Page 1 of 1

Nagios windows agent issue

Posted: Mon Mar 12, 2018 10:18 am
by padu_3891
Hello Team,

My nagios server is a virtual machine, all of sudden, the alerts were triggered for agent "Unable to establish communication with Agent" of 100 servers. I have tried executing the command, for first execution, I got the results and for second execution (immediate after first), got the error "Unable to establish communication with Agent" and it goes on....

The issue persisted for 3 continuous days, now everything is back to normal.

what could be the cause of the issue?

Is it related to network?

We have check the nagios server load, CPU, etc, all looks fine. Similarly we checked with network team, no issues as well.

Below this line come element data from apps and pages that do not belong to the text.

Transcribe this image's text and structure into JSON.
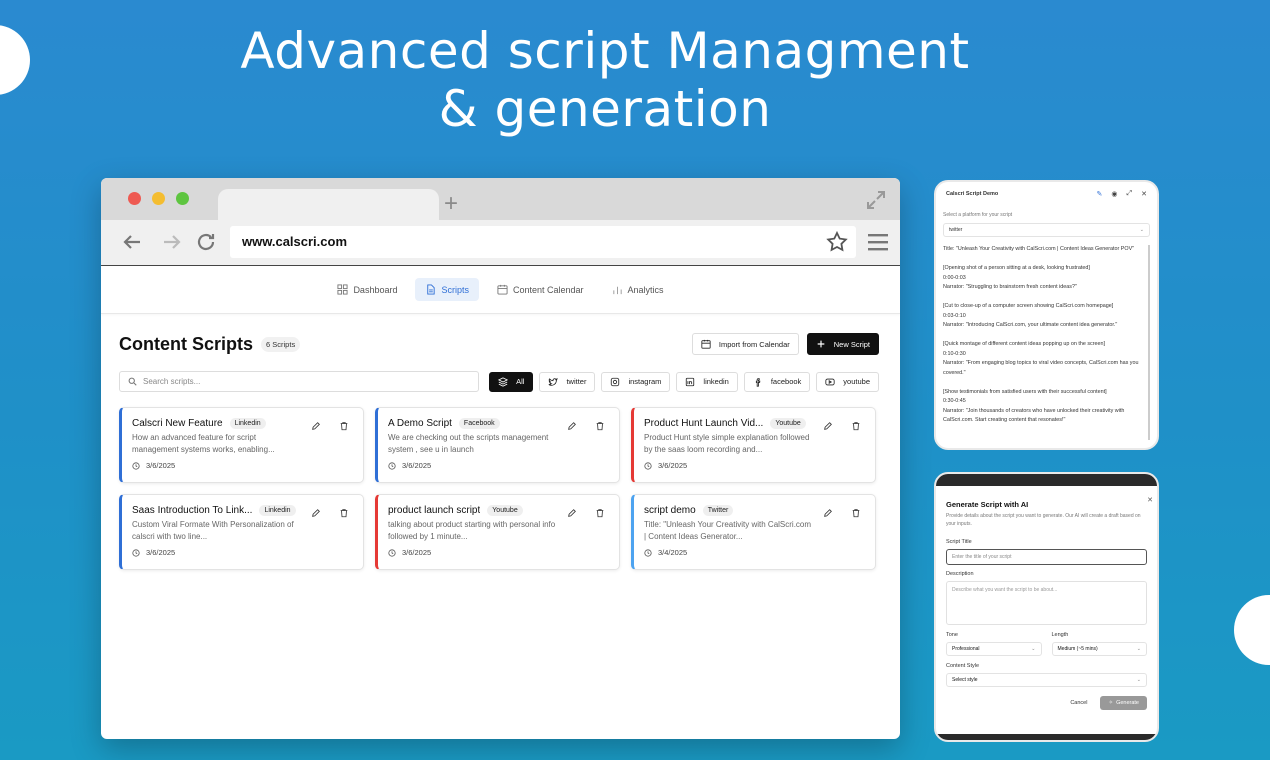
{
  "hero": {
    "line1": "Advanced script Managment",
    "line2": "& generation"
  },
  "browser": {
    "url": "www.calscri.com"
  },
  "nav": [
    {
      "label": "Dashboard",
      "icon": "grid-icon",
      "active": false
    },
    {
      "label": "Scripts",
      "icon": "file-icon",
      "active": true
    },
    {
      "label": "Content Calendar",
      "icon": "calendar-icon",
      "active": false
    },
    {
      "label": "Analytics",
      "icon": "bar-chart-icon",
      "active": false
    }
  ],
  "page": {
    "title": "Content Scripts",
    "count": "6 Scripts",
    "import_label": "Import from Calendar",
    "new_label": "New Script",
    "search_placeholder": "Search scripts..."
  },
  "filters": [
    {
      "label": "All",
      "icon": "layers-icon",
      "selected": true
    },
    {
      "label": "twitter",
      "icon": "twitter-icon",
      "selected": false
    },
    {
      "label": "instagram",
      "icon": "instagram-icon",
      "selected": false
    },
    {
      "label": "linkedin",
      "icon": "linkedin-icon",
      "selected": false
    },
    {
      "label": "facebook",
      "icon": "facebook-icon",
      "selected": false
    },
    {
      "label": "youtube",
      "icon": "youtube-icon",
      "selected": false
    }
  ],
  "cards": [
    {
      "title": "Calscri New Feature",
      "badge": "Linkedin",
      "desc": "How an advanced feature for script management systems works, enabling...",
      "date": "3/6/2025",
      "color": "#2f6fd6"
    },
    {
      "title": "A Demo Script",
      "badge": "Facebook",
      "desc": "We are checking out the scripts management system , see u in launch",
      "date": "3/6/2025",
      "color": "#2f6fd6"
    },
    {
      "title": "Product Hunt Launch Vid...",
      "badge": "Youtube",
      "desc": "Product Hunt style simple explanation followed by the saas loom recording and...",
      "date": "3/6/2025",
      "color": "#e53935"
    },
    {
      "title": "Saas Introduction To Link...",
      "badge": "Linkedin",
      "desc": "Custom Viral Formate With Personalization of calscri with two line...",
      "date": "3/6/2025",
      "color": "#2f6fd6"
    },
    {
      "title": "product launch script",
      "badge": "Youtube",
      "desc": "talking about product starting with personal info followed by 1 minute...",
      "date": "3/6/2025",
      "color": "#e53935"
    },
    {
      "title": "script demo",
      "badge": "Twitter",
      "desc": "Title: \"Unleash Your Creativity with CalScri.com | Content Ideas Generator...",
      "date": "3/4/2025",
      "color": "#4da3f0"
    }
  ],
  "demo_panel": {
    "title": "Calscri Script Demo",
    "platform_label": "Select a platform for your script",
    "platform_value": "twitter",
    "lines": [
      "Title: \"Unleash Your Creativity with CalScri.com | Content Ideas Generator POV\"",
      "",
      "[Opening shot of a person sitting at a desk, looking frustrated]",
      "0:00-0:03",
      "Narrator: \"Struggling to brainstorm fresh content ideas?\"",
      "",
      "[Cut to close-up of a computer screen showing CalScri.com homepage]",
      "0:03-0:10",
      "Narrator: \"Introducing CalScri.com, your ultimate content idea generator.\"",
      "",
      "[Quick montage of different content ideas popping up on the screen]",
      "0:10-0:30",
      "Narrator: \"From engaging blog topics to viral video concepts, CalScri.com has you covered.\"",
      "",
      "[Show testimonials from satisfied users with their successful content]",
      "0:30-0:45",
      "Narrator: \"Join thousands of creators who have unlocked their creativity with CalScri.com. Start creating content that resonates!\""
    ]
  },
  "gen_panel": {
    "title": "Generate Script with AI",
    "subtitle": "Provide details about the script you want to generate. Our AI will create a draft based on your inputs.",
    "script_title_label": "Script Title",
    "script_title_placeholder": "Enter the title of your script",
    "description_label": "Description",
    "description_placeholder": "Describe what you want the script to be about...",
    "tone_label": "Tone",
    "tone_value": "Professional",
    "length_label": "Length",
    "length_value": "Medium (~5 mins)",
    "style_label": "Content Style",
    "style_value": "Select style",
    "cancel_label": "Cancel",
    "generate_label": "Generate"
  }
}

Please let us know how can we find the cause of this issue to take preventive action.

Thank you,
Padma Muthu

Re: Nagios windows agent issue

Posted: Tue Mar 13, 2018 9:05 am
by mcapra
I am going to assume the agent you are using is NSClient++. Please correct me if I am wrong.

Which plugin is being used on the Nagios Core side of things to reach out to NSClient++? What version of that plugin are you using?

Which version of NSClient++ is being used on your machines? Do you have a standard NSClient++ configuration these machines use and, if so, could you share it?
padu_3891 wrote:We have check the nagios server load, CPU, etc, all looks fine.
Did you also check the Nagios Core machine's available file descriptors, open file limits, and available sockets?

Re: Nagios windows agent issue

Posted: Tue Mar 13, 2018 12:05 pm
by kyang
Thanks for the help @mcapra!

Re: Nagios windows agent issue

Posted: Fri Mar 16, 2018 3:54 pm
by padu_3891
I am going to assume the agent you are using is NSClient++. You are correct.

Which plugin is being used on the Nagios Core side of things to reach out to NSClient++? What version of that plugin are you using?

Check_nrpe, version 2.12


Which version of NSClient++ is being used on your machines? Do you have a standard NSClient++ configuration these machines use and, if so, could you share it?

Nsclient++ version 4.3.1, yes it is a standard configuration. Do you want to share the nsclient.ini file?

Did you also check the Nagios Core machine's available file descriptors, open file limits, and available sockets?

Yes, everything is fine, no issues found

Re: Nagios windows agent issue

Posted: Mon Mar 19, 2018 10:15 am
by mcapra
Can you share the full historical nagios log that contains these ~100 or so failures? Typically the historical logs can be found here:

Code: Select all

/usr/local/nagios/var/archives
I'd like to see the full log from a given day if possible, not just a handful of entries demonstrating the error message.

Which OS and version of that OS is this machine using? Which hypervisor is hosting the VM?

Also, if you happen to have a copy of your system's primary log file (/var/log/messages on CentOS/RHEL) from that same time period, that may be useful.

I'm fairly confident this is some sort of system/network related issue rather than a failure of NSClient++ or the check_nrpe plugin specifically (I could be wrong). I've seen setups executing ~100 or so simultaneous check_nrpe calls to various agents (mostly NSClient++) without totally tanking. Besides that, given how check_nrpe functions, I don't think it would make sense for a few hundred agents to simultaneously stop responding unless there was some sort of network/system issue that prevented check_nrpe from correctly establishing a connection.

Re: Nagios windows agent issue

Posted: Mon Mar 19, 2018 10:25 am
by tmcdonald
Thanks for the assist, @mcapra!

@padu_3891, let us know if you have further (related) questions.

Re: Nagios windows agent issue

Posted: Wed Mar 21, 2018 7:35 am
by padu_3891
@mcapra Thanks a lot for your suggestion . as you said i found both the issues . My server resource CPU utlisation was high that may be one cause.


i am going to increase the server resource as of now and let you know if i face more issues .

Just one more query .

Having the nagios server in VMWARE environment will cause any issue ? .. stand alone machine or Virtual machine which one will you suggest ?

Re: Nagios windows agent issue

Posted: Wed Mar 21, 2018 10:11 am
by tmcdonald
Core can run equally well in a VM or on physical hardware. The differences in performance are minor for the most part, and really don't show themselves until an environment becomes quite large.